Variable life insurance has the advantages of permanent protection and potential for building cash value. Returns are earned on a tax-deferred basis, and variable life insurance allows for either a fixed (straight variable) or flexible (variable universal) premium. Because you determine where the cash value will be invested, there is a potential for higher returns; these returns reflect the performance of the separate investment accounts. However, variable life insurance has the disadvantage of generally having higher costs. Premiums for variable life insurance are much higher than premiums for term life insurance and other permanent products with the same amount of coverage. This type of investment is also riskier than others because your investment can lose money, and, as in all permanent products, policies may lapse if you don’t make payments.

Variable universal life insurance: Variable universal life insurance combines the flexible features of universal life insurance with the investment options (and risks) of variable life insurance. You choose where to invest your premium dollars and you assume all the investment risks associated with your choice, just as you do with variable life insurance. Investment risk with this type of permanent insurance is also substantial. You can also raise or lower your premiums in a single policy (as with universal life insurance), and you have the right to choose how your cash-value will be invested.
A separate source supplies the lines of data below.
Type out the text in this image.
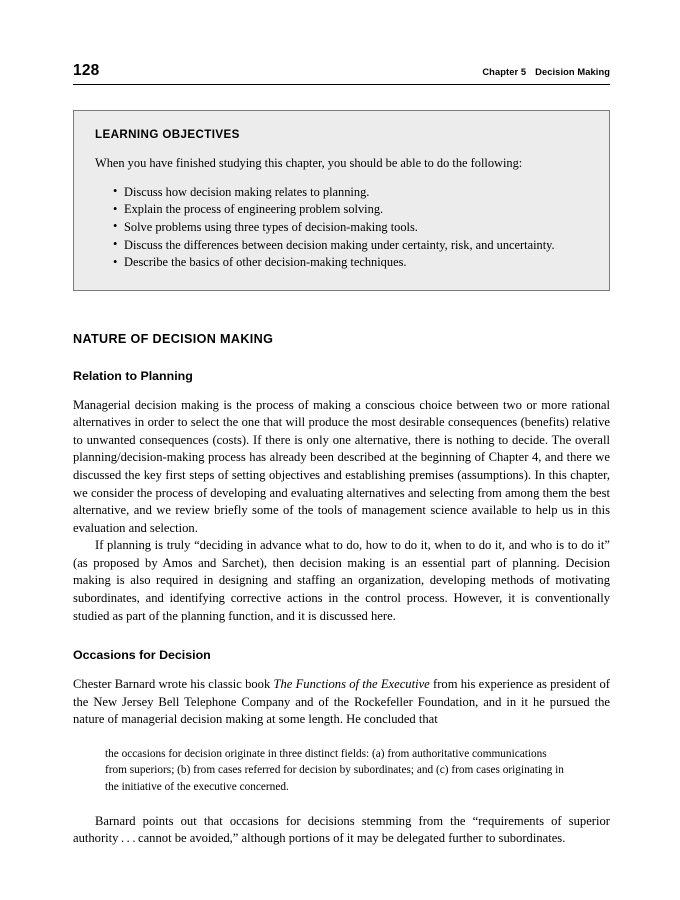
128	Chapter 5 Decision Making
LEARNING OBJECTIVES

When you have finished studying this chapter, you should be able to do the following:

• Discuss how decision making relates to planning.
• Explain the process of engineering problem solving.
• Solve problems using three types of decision-making tools.
• Discuss the differences between decision making under certainty, risk, and uncertainty.
• Describe the basics of other decision-making techniques.
NATURE OF DECISION MAKING
Relation to Planning

Managerial decision making is the process of making a conscious choice between two or more rational alternatives in order to select the one that will produce the most desirable consequences (benefits) relative to unwanted consequences (costs). If there is only one alternative, there is nothing to decide. The overall planning/decision-making process has already been described at the beginning of Chapter 4, and there we discussed the key first steps of setting objectives and establishing premises (assumptions). In this chapter, we consider the process of developing and evaluating alternatives and selecting from among them the best alternative, and we review briefly some of the tools of management science available to help us in this evaluation and selection.

If planning is truly “deciding in advance what to do, how to do it, when to do it, and who is to do it” (as proposed by Amos and Sarchet), then decision making is an essential part of planning. Decision making is also required in designing and staffing an organization, developing methods of motivating subordinates, and identifying corrective actions in the control process. However, it is conventionally studied as part of the planning function, and it is discussed here.

Occasions for Decision

Chester Barnard wrote his classic book The Functions of the Executive from his experience as president of the New Jersey Bell Telephone Company and of the Rockefeller Foundation, and in it he pursued the nature of managerial decision making at some length. He concluded that

the occasions for decision originate in three distinct fields: (a) from authoritative communications from superiors; (b) from cases referred for decision by subordinates; and (c) from cases originating in the initiative of the executive concerned.

Barnard points out that occasions for decisions stemming from the “requirements of superior authority . . . cannot be avoided,” although portions of it may be delegated further to subordinates.
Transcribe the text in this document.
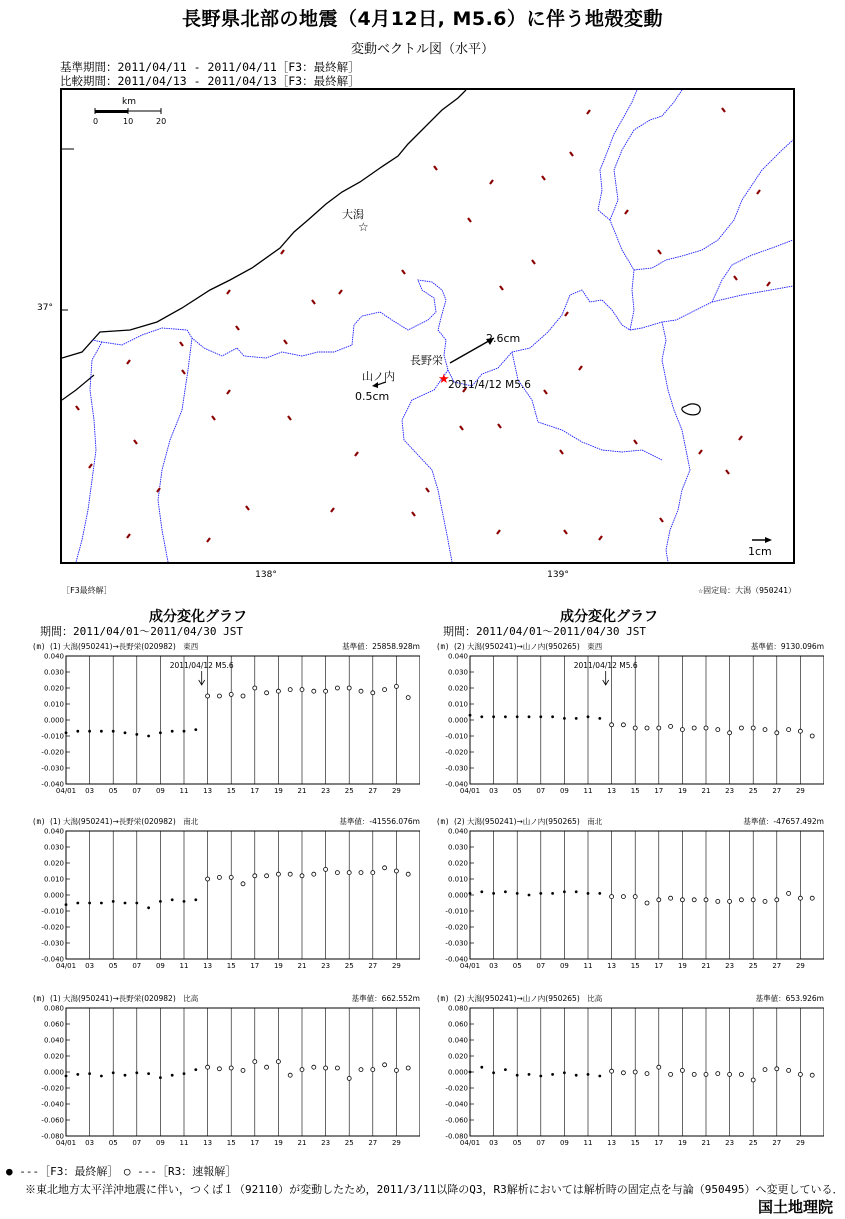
長野県北部の地震（4月12日, M5.6）に伴う地殻変動
変動ベクトル図（水平）
基準期間：2011/04/11 - 2011/04/11［F3：最終解］
比較期間：2011/04/13 - 2011/04/13［F3：最終解］
km
0	10	20
★
☆
大潟
長野栄
2.6cm
山ノ内
0.5cm
2011/4/12 M5.6
1cm
37°
138°	139°
［F3最終解］	☆固定局：大潟（950241）
成分変化グラフ
期間：2011/04/01～2011/04/30 JST
成分変化グラフ
期間：2011/04/01～2011/04/30 JST
(m) (1) 大潟(950241)→長野栄(020982)　東西	基準値：25858.928m
04/01 03 05 07 09 11 13 15 17 19 21 23 25 27 29
-0.040
-0.030
-0.020
-0.010
0.000
0.010
0.020
0.030
0.040
2011/04/12 M5.6
(m) (2) 大潟(950241)→山ノ内(950265)　東西	基準値：9130.096m
04/01 03 05 07 09 11 13 15 17 19 21 23 25 27 29
-0.040
-0.030
-0.020
-0.010
0.000
0.010
0.020
0.030
0.040
2011/04/12 M5.6
(m) (1) 大潟(950241)→長野栄(020982)　南北	基準値：-41556.076m
04/01 03 05 07 09 11 13 15 17 19 21 23 25 27 29
-0.040
-0.030
-0.020
-0.010
0.000
0.010
0.020
0.030
0.040
(m) (2) 大潟(950241)→山ノ内(950265)　南北	基準値：-47657.492m
04/01 03 05 07 09 11 13 15 17 19 21 23 25 27 29
-0.040
-0.030
-0.020
-0.010
0.000
0.010
0.020
0.030
0.040
(m) (1) 大潟(950241)→長野栄(020982)　比高	基準値：662.552m
04/01 03 05 07 09 11 13 15 17 19 21 23 25 27 29
-0.080
-0.060
-0.040
-0.020
0.000
0.020
0.040
0.060
0.080
(m) (2) 大潟(950241)→山ノ内(950265)　比高	基準値：653.926m
04/01 03 05 07 09 11 13 15 17 19 21 23 25 27 29
-0.080
-0.060
-0.040
-0.020
0.000
0.020
0.040
0.060
0.080
● ---［F3：最終解］　○ ---［R3：速報解］
※東北地方太平洋沖地震に伴い，つくば１（92110）が変動したため，2011/3/11以降のQ3，R3解析においては解析時の固定点を与論（950495）へ変更している．
国土地理院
The insurance company makes no guarantee on your cash-value.

When you change investment vehicles, no capital gains are acquired, and any investment gains are tax-deferred. You have great flexibility regarding the frequency and amount of premium payments, and you are able to make partial withdrawals in the form of loans. If you furnish proof of insurability, you can increase or reduce the amount of coverage. Variable universal life insurance may be the best life insurance option for you if you need a tax shelter and if you are comfortable with high-risk/high-reward investing.
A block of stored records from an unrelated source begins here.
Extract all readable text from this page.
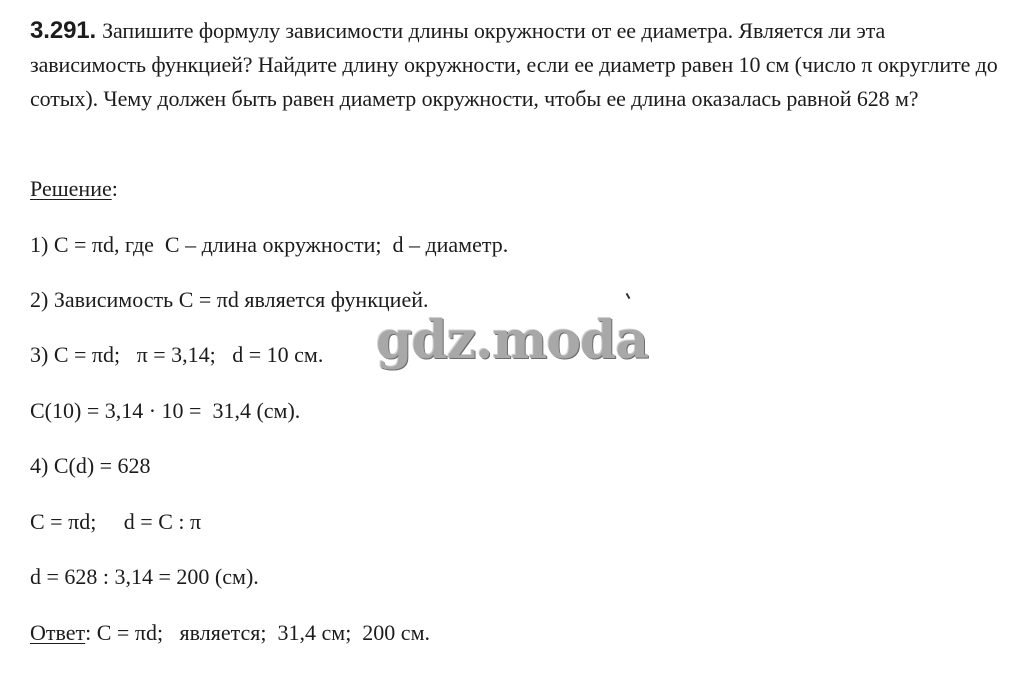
3.291. Запишите формулу зависимости длины окружности от ее диаметра. Является ли эта зависимость функцией? Найдите длину окружности, если ее диаметр равен 10 см (число π округлите до сотых). Чему должен быть равен диаметр окружности, чтобы ее длина оказалась равной 628 м?
Решение:
1) C = πd, где  C – длина окружности;  d – диаметр.
2) Зависимость C = πd является функцией.
3) C = πd;   π = 3,14;   d = 10 см.
C(10) = 3,14 · 10 =  31,4 (см).
4) C(d) = 628
C = πd;     d = C : π
d = 628 : 3,14 = 200 (см).
Ответ: C = πd;   является;  31,4 см;  200 см.
gdz.moda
The advantages of variable universal life insurance include permanent protection, returns that are earned on a tax-deferred basis, the choice of either a fixed premium (straight variable) or flexible (variable universal) premium, and the potential for higher returns on your cash value (based on the mutual fund investment’s performance). This type of insurance also gives you the ability to choose different types of investments and to change investment vehicles free of charge a certain number of times per year. The disadvantages include higher costs—variable universal premiums are higher than premiums for term insurance on the same coverage. This type of insurance is also much riskier because investments can lose money.